Девочка встрепенулась:
— Дальше я рыдала всю пятницу. Вечером все уехали, а меня оставили с этим чёрным Геннадием и поварихой Татьяной Викторовной. Она вроде тётка такая хорошая. Но не простая, совсем не простая. Давно здесь работает. А, значит, не может не знать, что в организации происходит.
— Здесь что, кроме педофила, ещё тёмные дела творятся?
— Я думаю, что фильмы снимают для всяких извращенцев. Я тут видела аппаратуру всякую. А молоденьких девочек и парней здесь буквально на любой вкус… И, возможно, ещё наркота присутствует…
— Почему ты так решила? — Злата не верила своим ушам. Возможно ли, чтобы всё это было не кошмарным сном, а правдой? Во что они вляпались? И что им теперь расхлёбывать? А в том, что расхлёбывать придётся, она уже и не сомневалась, потому что ни один из их четвёрки не смог бы узнать такое и пройти мимо.
— А мне в пятницу, после того, как все, включая мою заботливую маменьку, уехали, Татьяна Викторовна принесла настой. Ну, во всяком случае, она эту бурду так называла. Сказала, что собственноручно травки собирала, что он мне поможет успокоиться, придти в себя. Ну, я сдуру и выпила. На вкус травки как травки, чуть горьковатые, терпкие. Только после этого настоя я уснула на раз-два-три и спала до обеда. И сны мне снились очень странные, слишком яркие, слишком красочные. Я вообще для сновидений плохой клиент: то вообще ничего не вижу, то забываю всё. А тут всё в подробностях запомнила.
И когда проснулась, было ощущение, что я не в себе. Всё вижу, всё слышу, всё понимаю. Но чувствую себя очень странно…

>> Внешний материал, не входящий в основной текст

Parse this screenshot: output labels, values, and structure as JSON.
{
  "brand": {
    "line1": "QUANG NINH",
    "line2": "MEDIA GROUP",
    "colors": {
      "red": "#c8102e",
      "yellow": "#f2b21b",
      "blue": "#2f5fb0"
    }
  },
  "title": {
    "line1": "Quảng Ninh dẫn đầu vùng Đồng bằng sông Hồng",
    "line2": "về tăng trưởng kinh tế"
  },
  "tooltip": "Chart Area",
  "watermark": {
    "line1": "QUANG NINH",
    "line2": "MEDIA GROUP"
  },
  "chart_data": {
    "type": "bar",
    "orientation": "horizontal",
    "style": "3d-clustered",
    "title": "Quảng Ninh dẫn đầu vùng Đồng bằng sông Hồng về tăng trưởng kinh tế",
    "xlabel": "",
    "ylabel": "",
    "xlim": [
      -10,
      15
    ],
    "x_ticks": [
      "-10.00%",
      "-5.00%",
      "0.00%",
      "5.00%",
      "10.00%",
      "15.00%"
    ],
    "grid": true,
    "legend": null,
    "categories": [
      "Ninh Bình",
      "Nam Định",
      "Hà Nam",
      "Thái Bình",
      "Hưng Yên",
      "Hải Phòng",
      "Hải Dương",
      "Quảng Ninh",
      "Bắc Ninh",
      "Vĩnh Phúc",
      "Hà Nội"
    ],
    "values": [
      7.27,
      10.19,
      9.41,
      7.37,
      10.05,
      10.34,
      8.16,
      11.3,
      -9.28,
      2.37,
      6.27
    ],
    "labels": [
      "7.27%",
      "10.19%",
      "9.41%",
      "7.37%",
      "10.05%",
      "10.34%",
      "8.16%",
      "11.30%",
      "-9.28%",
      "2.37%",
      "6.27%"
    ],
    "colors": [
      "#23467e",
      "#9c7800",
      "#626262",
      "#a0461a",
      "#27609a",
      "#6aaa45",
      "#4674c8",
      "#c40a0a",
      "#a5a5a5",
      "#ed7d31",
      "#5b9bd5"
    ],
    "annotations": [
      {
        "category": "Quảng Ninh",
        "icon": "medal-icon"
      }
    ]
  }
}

— А когда Ирина с Андреем пришли, что случилось?
— Ирина — это девушка с короткими волосами?
Злата кивнула.
— Когда все уехали, повариха с Геннадием расслаблялись, как могли. Генка загорал у бассейна за домом. Повариха сериалы смотрела с утра до ночи… Главный, как я понимаю, требует полного подчинения. Никакой расхлябанности не потерпит. А тут в калитку стучат, требуют открыть, а они кто в плавках, кто в халате и бигуди. Пока они суетились и себя в порядок приводили, я успела до калитки добежать, меня тогда ещё не заперли. Распахнула её, но Геннадий меня схватил и оттащил… Прихвостень Главного, блин! Ой, простите, пожалуйста! Вы же учитель, вот вам мои выражансы, наверное, слушать противно. Да я и сама не люблю так говорить, меня папочка по-другому воспитывал. Это я со зла… Ну, в общем, он меня в дом засунул и запер. А сам к калитке обратно пошёл… Может, они с поварихой вообще открывать не хотели, но Андрей громко стучал. И было ясно, что просто так не уйдёт. Побоялись, наверное, что шум поднимет…
— А ты уже пришла в себя после той жидкости, что тебе повариха дала?
— Да я уже более-менее была, во всяком случае, силы накорябать записку и завернуть в неё Костину пуговку нашлись. Хотя буквы будто разбегались. Еле-еле написала. Мне так хотелось мальчишек спасти, что я умудрилась мозги в кучку собрать. Только вот с почерком была просто беда. Пишу и понимаю, что сама ничего не понимаю. Как курица лапой — это про мой почерк тогда. Вообще-то я красиво пишу и понятно.
— А как же ты увидела, где Андрей с Ириной в тот момент были?
— Когда меня Геннадий в дом запихнул, я на третий этаж побежала, он по всему периметру балконом опоясан. Как они приблизились — кинула. Больше всего боялась не докинуть. Но в этом месте домина этот нелепый почти вплотную к забору стоит. Так что получилось. Бросила и присела сразу, чтобы они меня не увидели. Хотя наоборот надо было о помощи просить. Но я почему-то боялась кричать. Думала, вдруг не справятся они вдвоём. Всё-таки Геннадий крепкий дядька. Я же Андрея узнала и не хотела ему навредить. И мальчишкам тоже. А ещё я надеялась, что найду их всё-таки, и мы попробуем вместе убежать. Но не вышло. Геннадий, урод, меня здесь запер.